La conférence de Grozny : un sunnisme sans wahhabisme ?

Auteur(s): 

Laurent Bonnefoy, Chargé de recherche au CNRS

Date de publication: 
Novembre 2016

Fin août 2016 à Grozny, en Tchétchénie, 200 oulémas sunnites venus de nombreux pays musulmans se sont rassemblés pour discuter des frontières de leur identité religieuse collective. La conférence était organisée par le gouvernement tchétchène, proche de Vladimir Poutine. Issus notamment des pays du Caucase, de Syrie, du Yémen et d’Egypte, les signataires de la déclaration finale intitulée « Qui sont les sunnites ? » ont généré une vive controverse. En effet, ce texte, a implicitement considéré que les tenants du wahhabisme, interprétation dominante dans les institutions religieuses saoudiennes, ne faisaient pas partie de la famille sunnite. Le texte, long de quatre pages, affirmait en revanche, contre le dogme wahhabite, la pleine appartenance des confréries soufies à la famille sunnite.
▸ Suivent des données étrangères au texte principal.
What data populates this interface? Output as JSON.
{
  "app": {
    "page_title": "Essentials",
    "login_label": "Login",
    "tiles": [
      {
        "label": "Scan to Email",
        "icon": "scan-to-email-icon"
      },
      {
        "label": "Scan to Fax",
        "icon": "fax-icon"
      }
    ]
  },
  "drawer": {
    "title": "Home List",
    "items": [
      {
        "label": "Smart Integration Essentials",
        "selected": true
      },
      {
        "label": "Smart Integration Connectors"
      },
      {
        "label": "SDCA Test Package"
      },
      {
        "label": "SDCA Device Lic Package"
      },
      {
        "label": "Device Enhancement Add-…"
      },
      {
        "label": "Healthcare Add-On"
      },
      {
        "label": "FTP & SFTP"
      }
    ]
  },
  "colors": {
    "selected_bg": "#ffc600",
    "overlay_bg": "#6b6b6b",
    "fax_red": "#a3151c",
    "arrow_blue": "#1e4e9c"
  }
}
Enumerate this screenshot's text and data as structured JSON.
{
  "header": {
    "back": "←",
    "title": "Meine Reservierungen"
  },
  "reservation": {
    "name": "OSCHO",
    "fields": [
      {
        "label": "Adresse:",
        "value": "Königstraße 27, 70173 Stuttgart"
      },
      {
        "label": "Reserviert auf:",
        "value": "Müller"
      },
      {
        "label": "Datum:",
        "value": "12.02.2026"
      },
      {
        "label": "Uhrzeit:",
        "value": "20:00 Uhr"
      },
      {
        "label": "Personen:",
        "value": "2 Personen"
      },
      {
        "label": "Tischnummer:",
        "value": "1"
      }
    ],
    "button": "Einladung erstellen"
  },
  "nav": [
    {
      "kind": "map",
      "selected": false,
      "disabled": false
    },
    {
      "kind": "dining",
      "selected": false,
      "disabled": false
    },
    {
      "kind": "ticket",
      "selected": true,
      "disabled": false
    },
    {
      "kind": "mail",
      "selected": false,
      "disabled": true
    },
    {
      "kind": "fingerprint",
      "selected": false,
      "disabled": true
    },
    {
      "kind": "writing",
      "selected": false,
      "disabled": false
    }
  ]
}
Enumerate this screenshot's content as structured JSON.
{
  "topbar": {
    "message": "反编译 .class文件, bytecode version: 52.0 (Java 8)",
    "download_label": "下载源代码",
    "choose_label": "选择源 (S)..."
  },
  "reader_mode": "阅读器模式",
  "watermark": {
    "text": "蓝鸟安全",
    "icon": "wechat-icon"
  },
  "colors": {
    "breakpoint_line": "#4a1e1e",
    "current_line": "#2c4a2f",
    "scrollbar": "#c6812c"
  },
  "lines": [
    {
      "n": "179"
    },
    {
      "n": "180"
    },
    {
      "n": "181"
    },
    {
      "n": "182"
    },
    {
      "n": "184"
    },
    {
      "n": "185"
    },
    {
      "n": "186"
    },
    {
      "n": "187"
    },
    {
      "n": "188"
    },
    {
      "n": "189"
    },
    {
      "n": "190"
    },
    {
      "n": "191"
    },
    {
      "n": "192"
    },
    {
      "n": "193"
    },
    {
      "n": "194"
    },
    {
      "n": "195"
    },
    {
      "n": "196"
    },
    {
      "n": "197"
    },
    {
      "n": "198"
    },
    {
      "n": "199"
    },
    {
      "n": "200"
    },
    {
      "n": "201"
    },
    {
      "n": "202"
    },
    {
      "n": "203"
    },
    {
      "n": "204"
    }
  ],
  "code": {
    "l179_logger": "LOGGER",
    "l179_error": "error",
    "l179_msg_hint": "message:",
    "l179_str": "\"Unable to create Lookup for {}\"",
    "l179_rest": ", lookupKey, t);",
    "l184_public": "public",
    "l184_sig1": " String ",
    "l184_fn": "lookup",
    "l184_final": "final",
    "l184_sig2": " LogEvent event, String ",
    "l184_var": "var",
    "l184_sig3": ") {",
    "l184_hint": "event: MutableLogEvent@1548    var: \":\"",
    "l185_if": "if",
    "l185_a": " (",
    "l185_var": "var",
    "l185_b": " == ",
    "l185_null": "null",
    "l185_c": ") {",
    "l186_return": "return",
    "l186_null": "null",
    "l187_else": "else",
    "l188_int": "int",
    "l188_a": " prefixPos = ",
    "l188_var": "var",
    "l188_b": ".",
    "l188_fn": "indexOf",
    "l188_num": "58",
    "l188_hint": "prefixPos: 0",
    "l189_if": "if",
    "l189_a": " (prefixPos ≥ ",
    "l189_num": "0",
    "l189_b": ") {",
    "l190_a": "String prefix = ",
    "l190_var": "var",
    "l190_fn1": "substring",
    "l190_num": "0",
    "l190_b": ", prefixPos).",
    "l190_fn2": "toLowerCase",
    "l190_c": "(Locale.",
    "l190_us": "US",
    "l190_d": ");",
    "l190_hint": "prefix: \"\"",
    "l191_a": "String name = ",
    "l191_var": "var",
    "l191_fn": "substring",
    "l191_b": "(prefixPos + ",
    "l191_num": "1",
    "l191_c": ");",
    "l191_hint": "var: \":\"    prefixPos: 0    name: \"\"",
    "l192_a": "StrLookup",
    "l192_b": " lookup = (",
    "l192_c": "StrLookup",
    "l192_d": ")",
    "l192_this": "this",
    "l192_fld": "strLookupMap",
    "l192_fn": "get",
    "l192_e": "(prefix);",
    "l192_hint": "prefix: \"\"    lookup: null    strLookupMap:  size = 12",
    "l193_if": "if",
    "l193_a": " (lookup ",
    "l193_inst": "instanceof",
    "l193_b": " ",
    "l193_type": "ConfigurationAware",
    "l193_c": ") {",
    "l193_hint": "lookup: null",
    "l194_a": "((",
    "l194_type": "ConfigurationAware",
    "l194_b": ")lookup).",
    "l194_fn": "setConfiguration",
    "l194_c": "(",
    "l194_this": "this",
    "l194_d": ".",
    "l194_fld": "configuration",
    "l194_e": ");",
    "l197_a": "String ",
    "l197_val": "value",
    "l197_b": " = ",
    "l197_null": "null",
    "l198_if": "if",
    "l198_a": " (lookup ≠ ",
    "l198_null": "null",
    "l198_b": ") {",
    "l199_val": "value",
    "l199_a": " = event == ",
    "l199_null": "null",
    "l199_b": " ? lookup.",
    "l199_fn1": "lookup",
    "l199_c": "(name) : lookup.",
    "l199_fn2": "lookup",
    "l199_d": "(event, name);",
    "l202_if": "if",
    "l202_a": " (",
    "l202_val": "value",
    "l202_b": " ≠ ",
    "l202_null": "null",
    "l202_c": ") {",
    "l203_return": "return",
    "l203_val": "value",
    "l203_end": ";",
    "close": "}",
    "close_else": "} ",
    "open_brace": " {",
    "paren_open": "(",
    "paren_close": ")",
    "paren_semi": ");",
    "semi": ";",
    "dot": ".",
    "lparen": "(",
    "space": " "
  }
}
L’attaque a généré une réaction des oulémas saoudiens, dont aucun n’avait été invité à la conférence. L’Arabie saoudite se trouvait dépossédée de son magistère religieux et a appuyé une définition alternative, volontairement floue et englobante, diffusée par le secrétariat de l’Organisation de la coopération islamique, installée à La Mecque.

La controverse était d’autant plus significative que la conférence avait été inaugurée par Ahmad al-Tayyeb, doyen de l’université d’al-Azhar au Caire et que le grand mufti d’Egypte, Chawqi Alam, conseiller du Maréchal al-Sissi, était présent. Cet engagement était rapidement interprété dans la presse saoudienne et par les chancelleries comme un nouvel acte de défiance du gouvernement égyptien à l’égard des Saoudiens, qui depuis leur soutien au coup d’Etat d’al-Sissi, apportent pourtant à celui-ci une aide économique et un soutien politique importants.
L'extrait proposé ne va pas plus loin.